I see the volumes_from feature is currently not available in Balena (https://www.balena.io/docs/reference/supervisor/docker-compose/). I would like to add a +1 request for this feature, but also to ask if anyone has found a way around this in the meantime. In short, if anyone has found a way to share non-persistent content between containers.

Hi,

Just to clarify, how large are those files? Are they updated together with a single container, or the whole application?

Not entirely sure I understand the question. The files individually are small, 1mb Max, but there can be many of them. It’s serving a web based system that can be accessed via phones.

They are copied into an official NGINX image via a dockerfile.

I’ve pinged the engine’s maintainer internally, but looks like you mapped all possibilities already. Will update you one I have more info.

Hi. Unfortunately, looks like there isn’t much we can add apart from what you have already discovered.

Thanks for looking into it for me. It is an issue I have seen people have experienced with Docker more broadly outside of Balena, but have overcome with the volumes_from in v2 compose. Thought it was worth finding out if I had missed something. I will post back if I come up with anything else, but for now will just leave it as a request for volumes_from in order to have non-persistent content between containers.

Thank you for the suggestion. I will pass that up to the maintainer.

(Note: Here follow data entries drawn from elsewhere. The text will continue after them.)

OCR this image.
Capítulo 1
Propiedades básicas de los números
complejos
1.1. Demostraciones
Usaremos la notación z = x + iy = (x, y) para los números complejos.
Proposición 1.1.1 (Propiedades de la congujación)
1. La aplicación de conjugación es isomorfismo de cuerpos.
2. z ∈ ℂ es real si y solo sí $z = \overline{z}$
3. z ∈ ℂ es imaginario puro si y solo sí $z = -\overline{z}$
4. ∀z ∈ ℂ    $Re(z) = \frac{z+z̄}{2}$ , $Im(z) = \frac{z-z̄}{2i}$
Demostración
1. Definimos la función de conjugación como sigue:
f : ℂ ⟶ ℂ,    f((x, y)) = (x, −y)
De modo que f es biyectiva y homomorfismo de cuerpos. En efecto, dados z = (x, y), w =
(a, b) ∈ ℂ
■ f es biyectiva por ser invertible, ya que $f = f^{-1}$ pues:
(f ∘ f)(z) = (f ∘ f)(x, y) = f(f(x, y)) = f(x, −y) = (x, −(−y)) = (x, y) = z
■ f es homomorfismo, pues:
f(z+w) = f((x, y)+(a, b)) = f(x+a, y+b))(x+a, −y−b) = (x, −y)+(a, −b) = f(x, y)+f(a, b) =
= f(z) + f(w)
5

For anyone interested or encountering a similar issue, here is what I have settled on for now. An independent container that carries the data I want in my volume inside the image, then updates the volume to match this new data on start.

Dockerfile:

#using standard Alpine image as this is a simple process and going for small file size. 
#Don't forget, if you are already using other images in other containers, they are a better base even if they are bigger than this one as it will only download the image once.     
   
FROM alpine:3.10

#Install rsync

RUN apk add --no-cache rsync

#set work directory
WORKDIR /data

#copy and chmod the script provided next in to the image
COPY scripts scripts

RUN chmod +x scripts/*

#copy the content you want in your volume

COPY content/ /data/imgdata/

#execute scripts on start
CMD ["sh", "/data/scripts/start.sh"]


start.sh:

#!/usr/bin/env bash

#Set a file as an indicator of whether the process has run already
FILE=/data/done

#check if the file exists yet

    if [ ! -f "$FILE" ]; then

#if the file doesn't exist, use rsync to align the volume with the content of /data/imgdata. 
#--delete removes anything in the volume that isn't in the image.
#--no-whole-file forces rsync to use its delta update feature to reduce SD card writes. 
#--inplace overrides rsync's default behaviour which is to copy the file across first, and then delete the old one, which would mean more writing to the card (it seems both these last to flags are required for delta to work)

  rsync -a --delete --no-whole-file --inplace /data/imgdata/ /data/voldata

#This creates a file to indicate that the process completed. 
#If the power is pulled before the process completes, this file won't exist, and it will know to run again. 
#This file is created in the non-persistent image layers, so will be removed when you next deploy an updated image, therefore triggering the volume check to ensure it is mirrored with your data. 
#It also prevents rsync from having to run an entire file check each time the container loads, which would be unnecessary resources. 

    touch $FILE

    fi

#loop to keep the container open. This allows for a --restart always policy to be used, to ensure the volumes are updated and to prevent issues on power failure or write. 

    while :; do sleep 2073600; done


Drop it into compose

version: '2.1'

services:
    data:
        build: ./data
        restart: always
        volumes:
            - 'data:/data/voldata'

volumes:
    data:

There was in my initial post a concern about duplicating space used. My understanding of the layers (although it needs some more thinking through and testing) is that the data exists in the image, and when mounted to a volume it is copied there which accounts for the improved write efficiencies and the persistence after image rebuilds. In other words, when mounting a folder from an image you end up with two versions of the data. Through this method, using the rsync you still end up with 2 versions of the data, so not any worse off than before.

This is experimental, hasn’t been thoroughly tested, please do improve/add/revise/advise and use with caution.

If effective, this could be more useful than the volumes_from option, as each time the image is run in the volumes_from scenario, it will write a brand new volume and move the image content to it, creating more writes to disk.

That is really useful! Thanks a lot for sharing!